Menurut saya, tidak semua orang bisa menilai atau mengapresiasi suatu proses. Meski kedengarannya ini perkara sepele; proses, bisa diartikan sebagai cara, tahapan menjadi, atau jalan yang harus ditempuh. Kenyataannya orang lebih sigap dan lebih mudah untuk menghargai atau memberi apresiasi terhadap suatu hasil--puncak atau akhir sebuah proses. Karena memang utamanya, orang lebih membutuhkan hasil--yang notabene lebih abstrak--ketimbang proses yang tidak memiliki bentuk, tapi jauh lebih melelahkan. Dan, jujur saja, orang pada umumnya akan mampu dan rela hati memberi penilaian terhadap apa yang bisa mereka lihat, yang disajikan.

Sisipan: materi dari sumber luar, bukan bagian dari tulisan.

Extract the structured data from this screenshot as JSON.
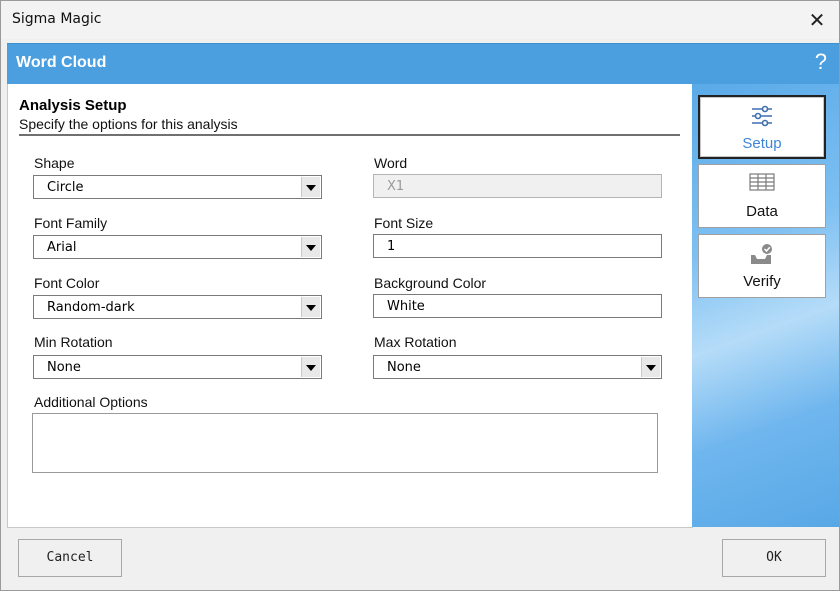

Mungkin kalau boleh diambilkan contoh, orang akan lebih bisa menilai seseorang itu cantik, jelek, tampan, atau buruk rupa dari penampilan mereka. Dan, akan sangat sulit untuk memberi penilaian terhadap proses yang dilakukan seseorang tersebut untuk sampai pada cantik atau tampan tadi.

Sulitnya lagi, untuk menilai suatu proses sangat sulit. Tidak semua orang--terutama yang di luar proses tersebut--bisa atau memiliki kelayakan untuk menilai secara objektif--walaupun dalam pandangan saya penilaian objektif tersebut tidak akan pernah ada. Yang bisa memberikan penilaian terhadap suatu proses adalah orang-orang yang terlibat di dalam proses itu sendiri. Jadi, wajar saja bila orang lain tidak menghargai proses karena mereka tidak mengetahui proses itu sendiri. Dan, kejadian yang paling umum adalah hasil akhirlah yang dipertontonkan ke khalayak umum dan mendapat penilaian.

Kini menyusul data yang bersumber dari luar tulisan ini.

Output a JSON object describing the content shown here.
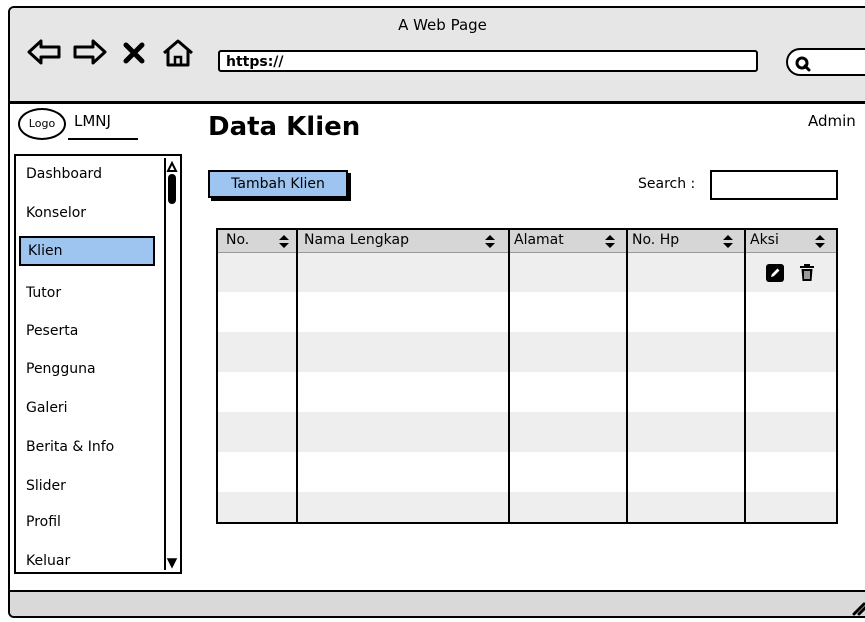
{
  "window": {
    "title": "A Web Page"
  },
  "browser": {
    "url": "https://",
    "nav_icons": [
      "back-arrow-icon",
      "forward-arrow-icon",
      "close-x-icon",
      "home-icon"
    ]
  },
  "header": {
    "logo_text": "Logo",
    "brand_name": "LMNJ",
    "user_label": "Admin",
    "page_title": "Data Klien"
  },
  "sidebar": {
    "items": [
      {
        "label": "Dashboard",
        "active": false
      },
      {
        "label": "Konselor",
        "active": false
      },
      {
        "label": "Klien",
        "active": true
      },
      {
        "label": "Tutor",
        "active": false
      },
      {
        "label": "Peserta",
        "active": false
      },
      {
        "label": "Pengguna",
        "active": false
      },
      {
        "label": "Galeri",
        "active": false
      },
      {
        "label": "Berita & Info",
        "active": false
      },
      {
        "label": "Slider",
        "active": false
      },
      {
        "label": "Profil",
        "active": false
      },
      {
        "label": "Keluar",
        "active": false
      }
    ]
  },
  "toolbar": {
    "add_button_label": "Tambah Klien",
    "search_label": "Search :"
  },
  "table": {
    "headers": [
      "No.",
      "Nama Lengkap",
      "Alamat",
      "No. Hp",
      "Aksi"
    ],
    "action_icons": [
      "edit-pencil-icon",
      "trash-icon"
    ]
  },
  "colors": {
    "accent": "#9ec5f0",
    "browser_bar": "#e6e6e6",
    "table_header": "#d6d6d6",
    "row_alt": "#eeeeee"
  }
}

Well, pada akhirnya mungkin harus diakui, suatu proses memang bukan untuk diberi penilaian—bahkan pujian. Kalaupun dipaksakan untuk dinilai, bukan pertimbangan akal yang dipakai sebagai alat ukur, tapi hati atau perasaan (emosional). Di pihak lain, hasillah yang layak diberi penilaian yang menggunakan alat ukur sangat lengkap, perimbangan akal-budi, hati-perasaan, juga panca indera karena bentuknya yang ‘ada’.